Oil prices reversed morning losses following reports about further production cuts, with West Texas Intermediate, the US marker, up 7.3 per cent at $25.75 a barrel, while global benchmark Brent crude climbed 3.5 per cent to $30.75 a barrel.

“Given the severity of the current market situation and significant production curtailments announced already since April, shale producers are not relying on natural decline but are rather choosing more drastic methods to reduce their output substantially and fast,” said Veronika Akulinitseva, vice-president of North American shale and upstream at Rystad Energy.

The rise in European bourses came after April trade data showed a surprise uptick in Chinese exports of 3.5 per cent compared with the same month a year ago. Economists had expected a fall of almost 16 per cent.

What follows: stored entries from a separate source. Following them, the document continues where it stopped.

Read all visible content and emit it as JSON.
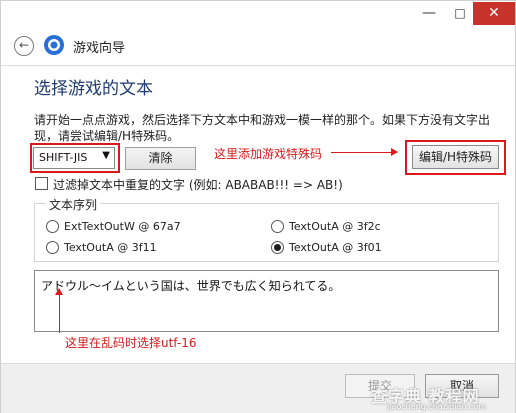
{
  "window": {
    "minimize": "—",
    "maximize": "□",
    "close": "✕",
    "header_title": "游戏向导",
    "back_icon": "back-arrow-icon"
  },
  "page": {
    "title": "选择游戏的文本",
    "instructions": "请开始一点点游戏，然后选择下方文本中和游戏一模一样的那个。如果下方没有文字出现，请尝试编辑/H特殊码。"
  },
  "controls": {
    "encoding_value": "SHIFT-JIS",
    "clear_label": "清除",
    "edit_label": "编辑/H特殊码",
    "filter_label": "过滤掉文本中重复的文字 (例如: ABABAB!!! => AB!)",
    "filter_checked": false
  },
  "text_sequence": {
    "label": "文本序列",
    "options": [
      {
        "label": "ExtTextOutW @ 67a7",
        "checked": false
      },
      {
        "label": "TextOutA @ 3f2c",
        "checked": false
      },
      {
        "label": "TextOutA @ 3f11",
        "checked": false
      },
      {
        "label": "TextOutA @ 3f01",
        "checked": true
      }
    ]
  },
  "preview_text": "アドウル～イムという国は、世界でも広く知られてる。",
  "annotations": {
    "special_code": "这里添加游戏特殊码",
    "utf16": "这里在乱码时选择utf-16",
    "color": "#d9191b"
  },
  "footer": {
    "submit_label": "提交",
    "cancel_label": "取消",
    "watermark": "查字典 教程网",
    "watermark_sub": "jiaocheng.chazidian.com"
  }
}
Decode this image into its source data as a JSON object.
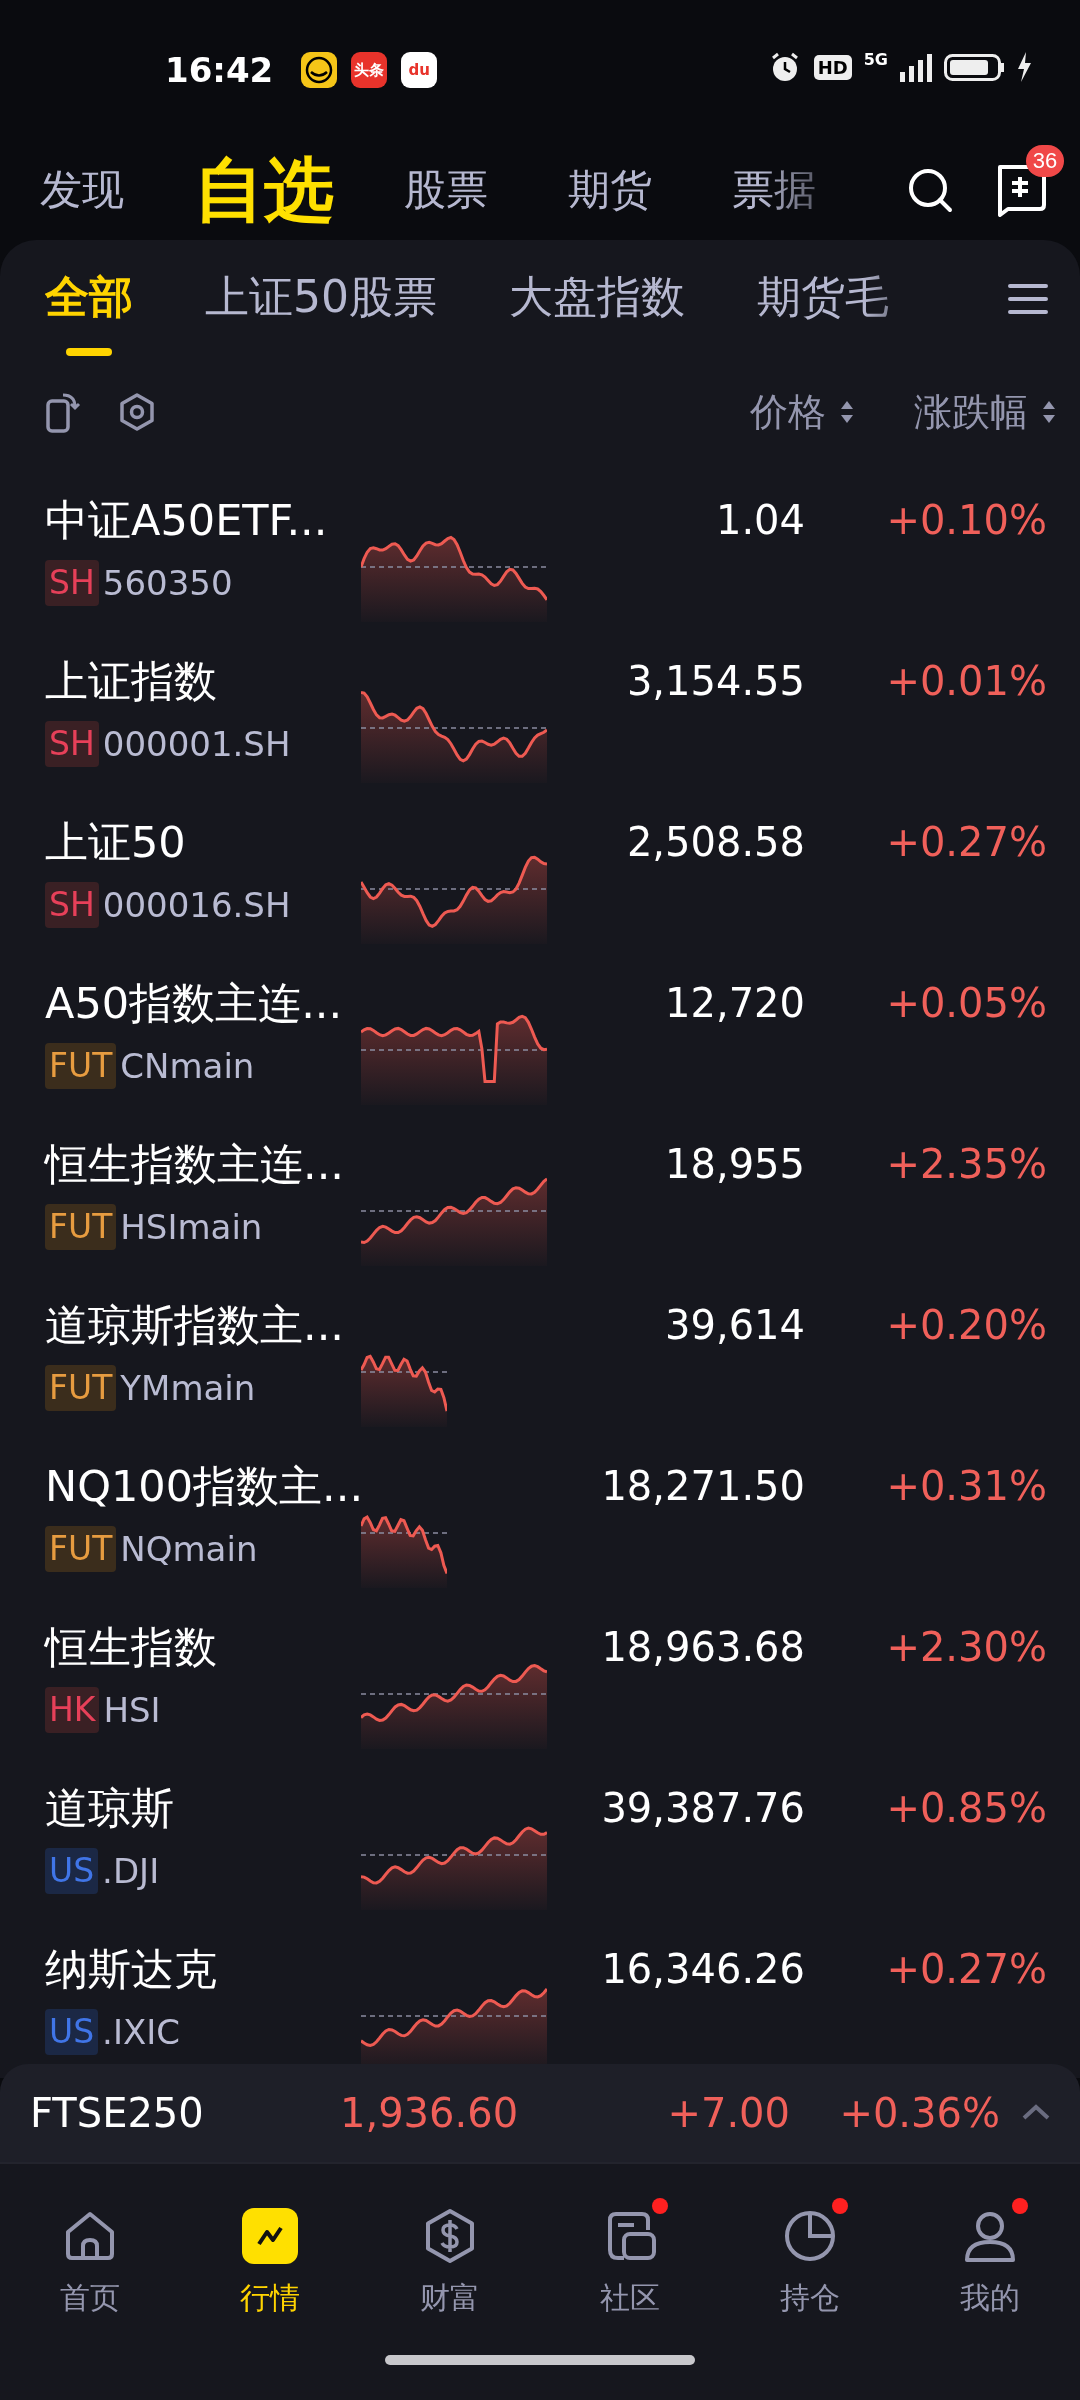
{
  "status_bar": {
    "time": "16:42",
    "app_icons": [
      {
        "kind": "logo"
      },
      {
        "kind": "text",
        "label": "头条"
      },
      {
        "kind": "text",
        "label": "du"
      }
    ],
    "hd": "HD",
    "network": "5G"
  },
  "top_nav": {
    "items": [
      {
        "label": "发现",
        "selected": false
      },
      {
        "label": "自选",
        "selected": true
      },
      {
        "label": "股票",
        "selected": false
      },
      {
        "label": "期货",
        "selected": false
      },
      {
        "label": "票据",
        "selected": false
      }
    ],
    "message_badge": "36"
  },
  "watchlist_tabs": [
    {
      "label": "全部",
      "selected": true
    },
    {
      "label": "上证50股票",
      "selected": false
    },
    {
      "label": "大盘指数",
      "selected": false
    },
    {
      "label": "期货毛",
      "selected": false
    }
  ],
  "columns": {
    "price": "价格",
    "change": "涨跌幅"
  },
  "rows": [
    {
      "name": "中证A50ETF...",
      "market": "SH",
      "color": "#3a2024",
      "code": "560350",
      "price": "1.04",
      "change": "+0.10%",
      "full_session": true
    },
    {
      "name": "上证指数",
      "market": "SH",
      "color": "#3a2024",
      "code": "000001.SH",
      "price": "3,154.55",
      "change": "+0.01%",
      "full_session": true
    },
    {
      "name": "上证50",
      "market": "SH",
      "color": "#3a2024",
      "code": "000016.SH",
      "price": "2,508.58",
      "change": "+0.27%",
      "full_session": true
    },
    {
      "name": "A50指数主连...",
      "market": "FUT",
      "color": "#3b2d1c",
      "code": "CNmain",
      "price": "12,720",
      "change": "+0.05%",
      "full_session": true
    },
    {
      "name": "恒生指数主连...",
      "market": "FUT",
      "color": "#3b2d1c",
      "code": "HSImain",
      "price": "18,955",
      "change": "+2.35%",
      "full_session": true
    },
    {
      "name": "道琼斯指数主...",
      "market": "FUT",
      "color": "#3b2d1c",
      "code": "YMmain",
      "price": "39,614",
      "change": "+0.20%",
      "full_session": false
    },
    {
      "name": "NQ100指数主...",
      "market": "FUT",
      "color": "#3b2d1c",
      "code": "NQmain",
      "price": "18,271.50",
      "change": "+0.31%",
      "full_session": false
    },
    {
      "name": "恒生指数",
      "market": "HK",
      "color": "#3a2024",
      "code": "HSI",
      "price": "18,963.68",
      "change": "+2.30%",
      "full_session": true
    },
    {
      "name": "道琼斯",
      "market": "US",
      "color": "#1b2845",
      "code": ".DJI",
      "price": "39,387.76",
      "change": "+0.85%",
      "full_session": true
    },
    {
      "name": "纳斯达克",
      "market": "US",
      "color": "#1b2845",
      "code": ".IXIC",
      "price": "16,346.26",
      "change": "+0.27%",
      "full_session": true
    }
  ],
  "ticker": {
    "name": "FTSE250",
    "price": "1,936.60",
    "change": "+7.00",
    "change_percent": "+0.36%"
  },
  "bottom_nav": [
    {
      "label": "首页",
      "selected": false,
      "dot": false
    },
    {
      "label": "行情",
      "selected": true,
      "dot": false
    },
    {
      "label": "财富",
      "selected": false,
      "dot": false
    },
    {
      "label": "社区",
      "selected": false,
      "dot": true
    },
    {
      "label": "持仓",
      "selected": false,
      "dot": true
    },
    {
      "label": "我的",
      "selected": false,
      "dot": true
    }
  ]
}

A private survey of Chinese business activity released earlier in the day underscored weakness in the country’s economy as its services sector contracted for a third consecutive month in April because of the pandemic.

The Caixin-Markit services purchasing managers’ index also showed the second-sharpest fall in export orders and the fastest rate of job shedding on record for China’s services industry.

Some analysts pointed out that the extent of the Chinese economy’s recovery from the pandemic was still unclear.

Zhong Zhengsheng, chief economist at CEBM Group, said the “second shockwave for China’s economy brought about by shrinking overseas demand should not be underestimated in the second quarter”.

China’s CSI 300 index of Shanghai and Shenzhen-listed stocks closed down 0.3 per cent.

Meanwhile, Hong Kong’s Hang Seng slipped 0.7 per cent, while Japan’s Topix benchmark fell 0.3 per cent and Australia’s S&P/ASX 200 dipped 0.4 per cent.